The evening meetings in Baltimore shortened our stay at Washington. The first Baltimore meeting was held out of doors, where a large crowd assembled in spite of a steady rain. I was again among friends, ex-Congressman Rusk presiding at the out-door meeting, and Senator Gorman at the meeting in Music Hall. Below will be found a portion of the second speech:

Baltimore Speech.

I desire to thank the commercial men for the badge which they have presented, not because of the value of the badge, but because it shows that the commercial men realize that they cannot sell goods unless the people are able to buy.

There are two ideas which are meeting in conflict in this campaign. The Republican idea is that all you have to do is to have confidence that you have eaten, and that you will feel as well as if you had had a hearty meal; our idea is that if one is furnished a hearty meal he will then have the pleasant recollection of having eaten it. Our opponents say that if we will only have confidence, all will be well; we say that when we furnish a basis upon which confidence can rest, then, and not till then, will there be confidence.

We have commenced a warfare which will end now if it ends in success, but which will never end until it does end in success. No question is settled until it is settled right. Neither fraud nor intimidation nor corruption ever settled a question right. They tell us that our troubles come from agitation; that if we would only stop agitating all would be well. We reply that when all is well agitation will stop of itself. They find fault because people complain; let them take away the cause of complaint and the complaint will cease. We complain because the conditions are hard for the producers of wealth, and then our opponents complain at our complaint, instead of complaining of the conditions which give rise to our complaint.

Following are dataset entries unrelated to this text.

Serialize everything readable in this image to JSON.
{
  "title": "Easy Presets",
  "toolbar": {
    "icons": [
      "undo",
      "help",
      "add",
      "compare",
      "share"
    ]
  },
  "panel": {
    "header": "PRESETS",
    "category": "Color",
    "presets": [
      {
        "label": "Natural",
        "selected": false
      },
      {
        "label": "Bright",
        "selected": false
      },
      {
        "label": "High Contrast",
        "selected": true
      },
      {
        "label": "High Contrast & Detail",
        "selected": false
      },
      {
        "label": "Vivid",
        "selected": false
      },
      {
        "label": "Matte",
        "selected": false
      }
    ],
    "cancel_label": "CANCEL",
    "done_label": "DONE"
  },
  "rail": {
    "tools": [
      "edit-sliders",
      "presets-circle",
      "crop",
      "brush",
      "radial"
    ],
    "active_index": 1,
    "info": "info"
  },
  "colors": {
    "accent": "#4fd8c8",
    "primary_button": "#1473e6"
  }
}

They seem to have the idea which is said to have prevailed at one time-namely, that it is not wrong to steal, but that it is a crime to be caught stealing. We denounce the gold standard as

wrong; we denounce the dollar under a gold standard as a robber. Do you think that we have reached the end of the gold standard? There is no end. Do you think that we have drained the cup of sorrow to its dregs? No, my friends, you cannot set a limit to financial depression and hard times. If the influences which are at work are able to drive silver out of use as standard money here, those same influences will be turned toward other nations; if they succeed here, what reason have we to believe that they will fail when directed against weaker nations? Every nation which goes to the gold standard makes the dollar dearer still, and as the dollar rises in value, you must sacrifice more of all of the products of toil in order to secure it. As you sacrifice more and more, you will find that your debts virtually increase as your ability to pay your debts decreases, and, in the long run, the capitalistic classes will devour all the property.

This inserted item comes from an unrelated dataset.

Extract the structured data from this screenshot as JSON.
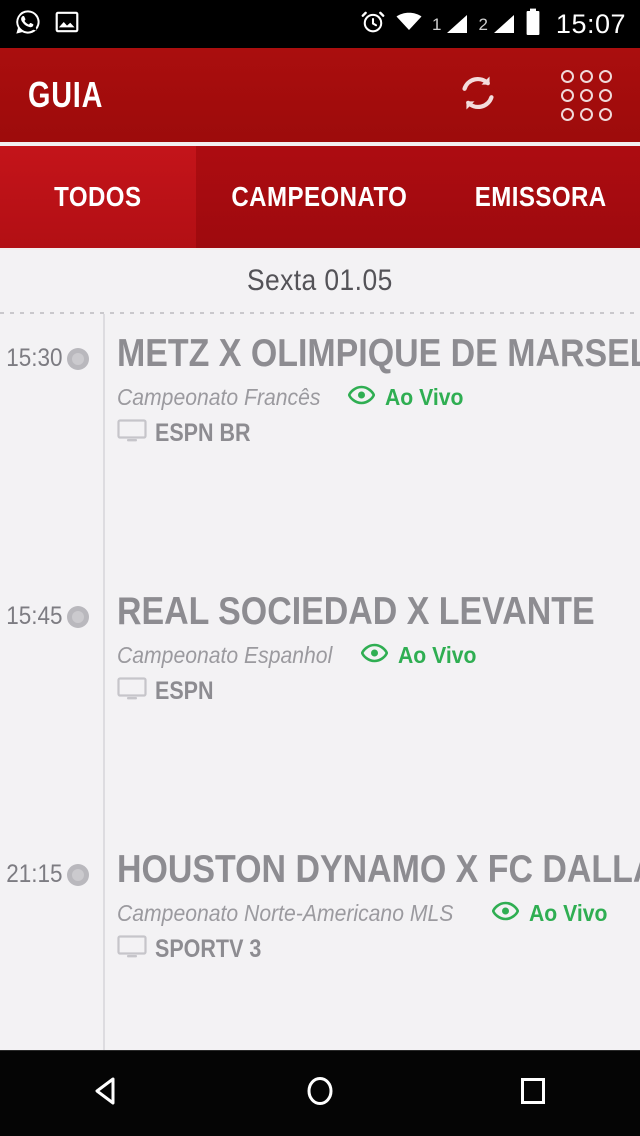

This is the only nation which is in a position to make the fight for the restoration of bimetallism; other nations are powerless. Do the masses of England want a gold standard? They have never declared for it. Do the masses of Germany want a gold standard? They have never said so. Who want the gold standard? Those who "rule by right divine," and those greater rulers who stand behind the thrones and rule through national debts. If the gold standard advocates in this country think that it is necessary for this nation to employ a foreign banking syndicate to take care of the United States Treasury when we have but a small national debt, how, I ask, can they expect the nations of Europe, with their great standing armies, with their great national debts, to escape from the clutch of the money changers?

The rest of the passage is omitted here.